Since glob_wildcards will not keep the extension to basename mapping, you can split the filename and create a basename:extension mapping. After creating this dictionary, you can always access it during input and params specification or run/shell directives. You can do similar with regex by changing the split part into a regex and obtaining the matching groups.

I am using Python 3.6 and if you have Python that is below 3.6 you can change the string literal portion:

lambda wc: f'input/{{seqid}}.{file_dict[wc.seqid]}' if file_dict[wc.seqid] != '' else 'input/{seqid}',

to:

lambda wc: 'input/{{seqid}}.{0}'.format(file_dict[wc.seqid]) if file_dict[wc.seqid] != '' else 'input/{seqid}',

So if there are filenames w/o extensions or with various extensions you can account for them using glob_wilcards, split and a dictionary for storing the basename:extension mapping.

In the future you should try to provide example input, output and if not a working example at least what you tried.


EDIT

I assumed that you do not have same sequence names with different extensions. If you do want to account for that as well, you can map a sequence name to multiple extensions.
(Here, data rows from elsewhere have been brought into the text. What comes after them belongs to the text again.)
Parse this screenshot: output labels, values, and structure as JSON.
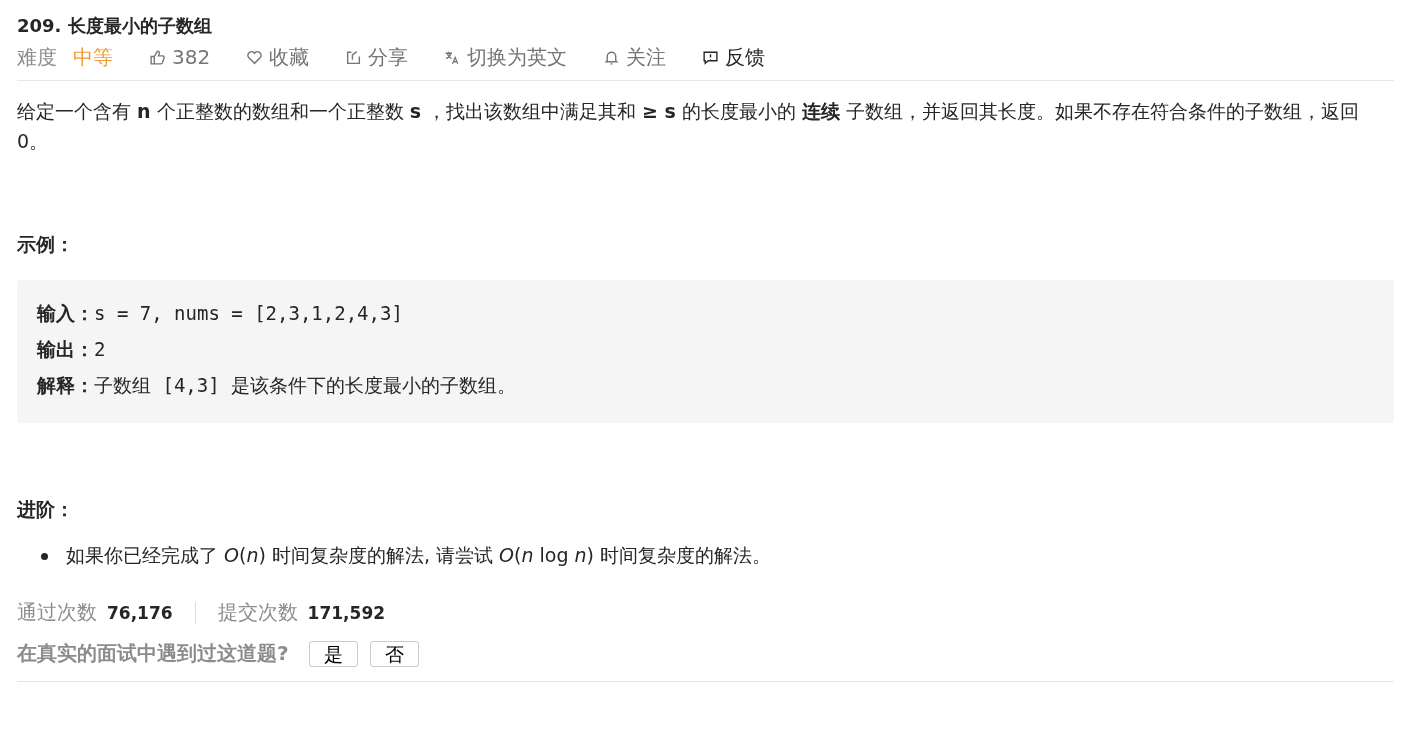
{
  "title": "209. 长度最小的子数组",
  "meta": {
    "difficulty_label": "难度",
    "difficulty": "中等",
    "actions": [
      {
        "kind": "like",
        "label": "382",
        "active": false
      },
      {
        "kind": "favorite",
        "label": "收藏",
        "active": false
      },
      {
        "kind": "share",
        "label": "分享",
        "active": false
      },
      {
        "kind": "translate",
        "label": "切换为英文",
        "active": false
      },
      {
        "kind": "follow",
        "label": "关注",
        "active": false
      },
      {
        "kind": "feedback",
        "label": "反馈",
        "active": true
      }
    ]
  },
  "description": "给定一个含有 **n** 个正整数的数组和一个正整数 **s** ，找出该数组中满足其和 **≥ s** 的长度最小的 **连续** 子数组，并返回其长度。如果不存在符合条件的子数组，返回 0。",
  "example": {
    "heading": "示例：",
    "lines": [
      "**输入：**s = 7, nums = [2,3,1,2,4,3]",
      "**输出：**2",
      "**解释：**子数组 [4,3] 是该条件下的长度最小的子数组。"
    ]
  },
  "advanced": {
    "heading": "进阶：",
    "items": [
      "如果你已经完成了 *O*(*n*) 时间复杂度的解法, 请尝试 *O*(*n* log *n*) 时间复杂度的解法。"
    ]
  },
  "stats": [
    {
      "label": "通过次数",
      "value": "76,176"
    },
    {
      "label": "提交次数",
      "value": "171,592"
    }
  ],
  "interview": {
    "question": "在真实的面试中遇到过这道题?",
    "buttons": [
      "是",
      "否"
    ]
  }
}
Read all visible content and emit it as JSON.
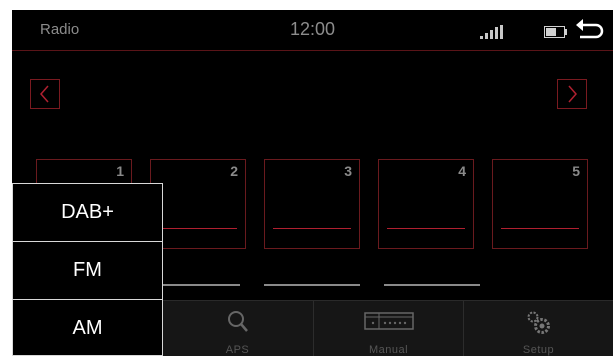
{
  "status": {
    "title": "Radio",
    "time": "12:00"
  },
  "presets": [
    {
      "number": "1"
    },
    {
      "number": "2"
    },
    {
      "number": "3"
    },
    {
      "number": "4"
    },
    {
      "number": "5"
    }
  ],
  "bottom_bar": {
    "aps_label": "APS",
    "manual_label": "Manual",
    "setup_label": "Setup"
  },
  "band_menu": {
    "items": [
      "DAB+",
      "FM",
      "AM"
    ]
  },
  "colors": {
    "accent": "#c0182a",
    "background": "#000000"
  }
}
You can do this by changing:

### Create a dictionary of mapping basename:extension
# file_dict = {filename[0]: filename[1] if len(
#     filename) == 2 else '' for filename in files}
### Creata dictionary of mapping basename: [extensions]
file_dict = {}
for filename in files:
    if len(filename) == 2:
        file_dict.setdefault(filename[0],[]).append(filename[1])
    else:
        file_dict.setdefault(filename[0],[]).append('')
print(file_dict)

Doing this you would also need to change the lambda function to a for loop or list comprehension in the input directive and change the conditions in if/elif(condition).